Hal  menarik yang dapat kita maknai dalam kompleksnya pengelolaan sungai Kapuas  hingga saat ini, adalah :

  • Pembangunan dan pertumbuhan ekonomi di Kalimantan Barat yang berkelanjutan dan berwawasan lingkungan, hanya dapat dilakukan apabila kebijakan lingkungan menjadi bagian dari strategi  pembangunan  ekonomi yang dilaksanakan, serta adanya kesadaran dan kemampuan untuk mengintegrasikan secara penuh dan efektif kegiatan industri dan konservasi lingkungan.
  • Manajemen limbah industri yang terintegrasi, yang menggunakan sungai Kapuas sebagai sumber air bagi proses produksinya, memang belum banyak dilakukan di Kalimantan Barat, meskipun industri yang berkembang hingga saat ini telah banyak mengganti  teknologinya dengan teknologi yang modern.

Lebih ironisnya lagi, tahap pengolahan limbah yang sudah menjadi tanggungjawab pihak industri, masih dirasakan sebagai biaya beban bagi proses industrinya.   Sesungguhnya, apabila pengalokasian air  sungai Kapuas sebagai bagian dari manajemen air yang dilakukan secara terintegrasi oleh beberapa  pelaku industri, dengan menggunakan ’Zoned Optimization Methods’, maka pengurangan beban biaya pengolahan pencemaran menjadi lebih ringan, dan dapat dilakukan dengan sendirinya.

  • Pengelolaan limbah industri saat ini, tidak semata-mata bertumpu pada pendekatan perintah dan larangan, maupun tata nilai sosial yang bersifat sukarela, tetapi juga harus bertumpu pada pendekatan manajemen ekonomi melalui penerapan ’discharge fee’, sebagai instrumen pengatur strategis dalam pengelolaan limbah industri, sehingga memberikan hasil yang efektif dalam usaha memperbaiki kualitas air sungai Kapuas.

 

Apalagi, kiranya hanya moral dan tanggungjawab terhadap publik-lah yang  yang akan menjadi muara akhir  terhadap apa yang telah terjadi saat ini.   Ketika sungai terakhir telah kering,dan ikan satu-satupun telah mati Kiranya baru tersadar, bahwa manusia tidak bisa memakan uang

 

Sumber :

Sunaryo, T.M.  1997.  Instrumen ekonomi Sebagai Pengatur Strategi Dalam Pengelolaan Limbah Industri.  Alami Vol. 2 Nomor 2 Tahun 1997. Jurnal Air, Lahan, Lingkungan Dan Mitigasi Bencana.  BPP Teknologi.

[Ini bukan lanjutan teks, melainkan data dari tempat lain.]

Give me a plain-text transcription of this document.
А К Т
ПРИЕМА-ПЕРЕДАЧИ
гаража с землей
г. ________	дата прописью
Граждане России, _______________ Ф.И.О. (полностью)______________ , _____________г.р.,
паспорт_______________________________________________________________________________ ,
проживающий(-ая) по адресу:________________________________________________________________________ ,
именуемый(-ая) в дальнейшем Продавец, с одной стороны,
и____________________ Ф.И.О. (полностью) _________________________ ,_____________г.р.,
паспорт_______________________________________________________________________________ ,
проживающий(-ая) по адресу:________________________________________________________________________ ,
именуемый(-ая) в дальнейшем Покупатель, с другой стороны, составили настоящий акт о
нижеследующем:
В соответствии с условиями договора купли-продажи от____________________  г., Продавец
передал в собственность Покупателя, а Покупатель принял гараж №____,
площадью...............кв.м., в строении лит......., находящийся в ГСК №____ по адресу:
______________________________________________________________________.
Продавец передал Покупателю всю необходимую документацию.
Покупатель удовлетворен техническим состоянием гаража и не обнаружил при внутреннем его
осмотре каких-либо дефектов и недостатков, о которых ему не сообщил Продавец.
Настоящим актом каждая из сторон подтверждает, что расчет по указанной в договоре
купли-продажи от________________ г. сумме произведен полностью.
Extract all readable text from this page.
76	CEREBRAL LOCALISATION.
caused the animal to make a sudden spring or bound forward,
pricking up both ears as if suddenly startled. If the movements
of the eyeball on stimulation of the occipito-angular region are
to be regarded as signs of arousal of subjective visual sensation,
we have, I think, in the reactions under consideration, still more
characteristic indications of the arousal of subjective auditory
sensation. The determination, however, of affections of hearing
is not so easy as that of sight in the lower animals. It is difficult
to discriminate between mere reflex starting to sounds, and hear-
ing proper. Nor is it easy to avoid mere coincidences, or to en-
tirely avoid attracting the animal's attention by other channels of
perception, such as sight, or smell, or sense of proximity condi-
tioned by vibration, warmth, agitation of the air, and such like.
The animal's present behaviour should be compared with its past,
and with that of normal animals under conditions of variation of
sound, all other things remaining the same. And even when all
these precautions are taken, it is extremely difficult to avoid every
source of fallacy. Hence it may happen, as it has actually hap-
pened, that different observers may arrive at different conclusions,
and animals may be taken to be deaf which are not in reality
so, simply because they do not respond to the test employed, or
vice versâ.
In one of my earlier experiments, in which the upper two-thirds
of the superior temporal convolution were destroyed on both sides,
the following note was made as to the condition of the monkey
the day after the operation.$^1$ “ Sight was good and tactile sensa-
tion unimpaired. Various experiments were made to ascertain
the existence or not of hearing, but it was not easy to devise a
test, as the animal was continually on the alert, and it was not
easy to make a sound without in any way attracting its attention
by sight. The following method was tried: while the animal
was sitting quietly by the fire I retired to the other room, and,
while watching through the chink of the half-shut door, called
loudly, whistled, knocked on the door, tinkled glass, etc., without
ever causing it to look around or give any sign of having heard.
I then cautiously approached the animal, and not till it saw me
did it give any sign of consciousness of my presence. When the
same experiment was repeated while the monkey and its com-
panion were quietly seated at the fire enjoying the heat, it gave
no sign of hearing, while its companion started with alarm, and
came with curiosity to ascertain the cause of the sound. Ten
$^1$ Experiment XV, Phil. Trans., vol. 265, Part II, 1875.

Jakarta.

Adiyani, S.  1997.   Manajemen Limbah Cair Industri Sebagai Salah Satu Aspek Manajemen  Kualitas Air.   Alami Vol. 2 Nomor 2 Tahun 1997. Jurnal Air, Lahan, Lingkungan Dan Mitigasi Bencana.  BPP Teknologi. Jakarta.

Rich, L.G.  1973.  Environmental Systems Engineering.  McGraw Hill Kogakusha, Ltd. Tokyo, pp. 254-278.